School leaders told the West Huntsville community Monday they are looking into buyers for closed campuses.
HUNTSVILLE, AL (WAFF) -
Huntsville City Schools Superintendent Dr. Casey Wardynski tried to reassure neighbors that moving thousands of students to new school buildings won't mean blight and decay in the old facilities they leave behind.
"Homeless people have been known to break into those buildings. People sometimes just pass by, they throw a rock," explained city councilman Bill Kling. "They're just kind of a downer for the neighborhood.
"Leaving the schools vacant and leaving it for vagrants, I think was the main concern," said Laura Skelton of the Triana Village Homeowners Association.
People in the West Huntsville community have been especially concerned about the soon-to-be closed McDonnell Elementary, University Place Elementary and Butler High School, as well as Stone Middle and West Huntsville Elementary Schools, which have already shut down.
"We're trying to figure out if there's going to be any additional security for that facility when it does close so we can maintain our neighborhood security," said TVHA member Kimberly Battle.
School district leaders said the search is on for new owners who will make good use of the old buildings. The city already has plans for the old Grissom and Johnson High Schools.

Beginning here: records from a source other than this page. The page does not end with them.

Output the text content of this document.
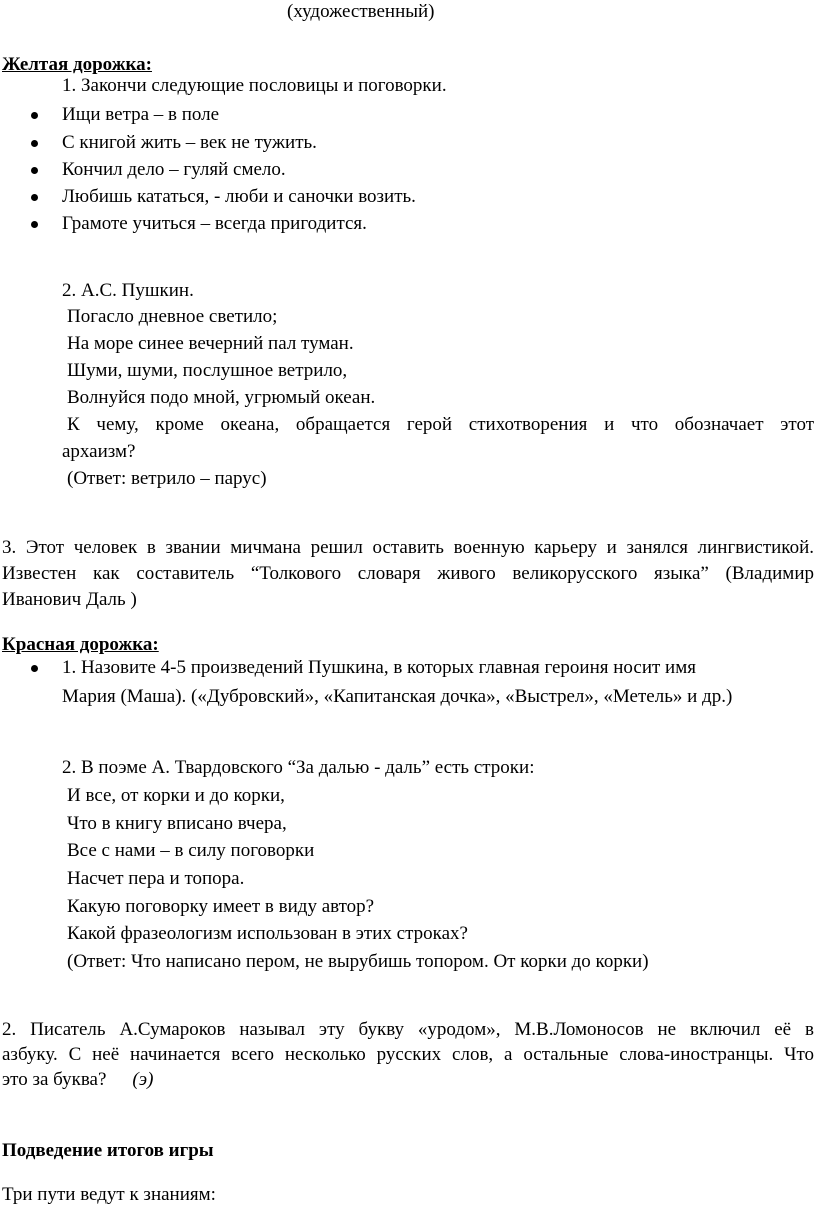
(художественный)
Желтая дорожка:
1. Закончи следующие пословицы и поговорки.
Ищи ветра – в поле
С книгой жить – век не тужить.
Кончил дело – гуляй смело.
Любишь кататься, - люби и саночки возить.
Грамоте учиться – всегда пригодится.
2. А.С. Пушкин.
Погасло дневное светило;
На море синее вечерний пал туман.
Шуми, шуми, послушное ветрило,
Волнуйся подо мной, угрюмый океан.
К чему, кроме океана, обращается герой стихотворения и что обозначает этот
архаизм?
(Ответ: ветрило – парус)
3. Этот человек в звании мичмана решил оставить военную карьеру и занялся лингвистикой.
Известен как составитель “Толкового словаря живого великорусского языка” (Владимир
Иванович Даль )
Красная дорожка:
1. Назовите 4-5 произведений Пушкина, в которых главная героиня носит имя
Мария (Маша). («Дубровский», «Капитанская дочка», «Выстрел», «Метель» и др.)
2. В поэме А. Твардовского “За далью - даль” есть строки:
И все, от корки и до корки,
Что в книгу вписано вчера,
Все с нами – в силу поговорки
Насчет пера и топора.
Какую поговорку имеет в виду автор?
Какой фразеологизм использован в этих строках?
(Ответ: Что написано пером, не вырубишь топором. От корки до корки)
2. Писатель А.Сумароков называл эту букву «уродом», М.В.Ломоносов не включил её в
азбуку. С неё начинается всего несколько русских слов, а остальные слова-иностранцы. Что
это за буква? (э)
Подведение итогов игры
Три пути ведут к знаниям:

An unidentified party may be looking to move into Butler.
"I think we're going to have a good sale for that," said school board member Topper Birney, "and McDonnell. That neighborhood needs something and when McDonnell is closed, I hope there will be something coming in there."
Wardynski said the city's role in finding someone new for its old schools is a new but important one.
"It used to be 'sell off the land and move on.' But that doesn't really help a community, and schools and communities go together," he said.
Dr. Wardynski underscored that the city will keep security systems and police presence going at old campuses to keep them from becoming hubs for vagrancy and crime. He said confidential talks are taking place, and plans for the future of buildings like Butler could be ready to be made public in a few months.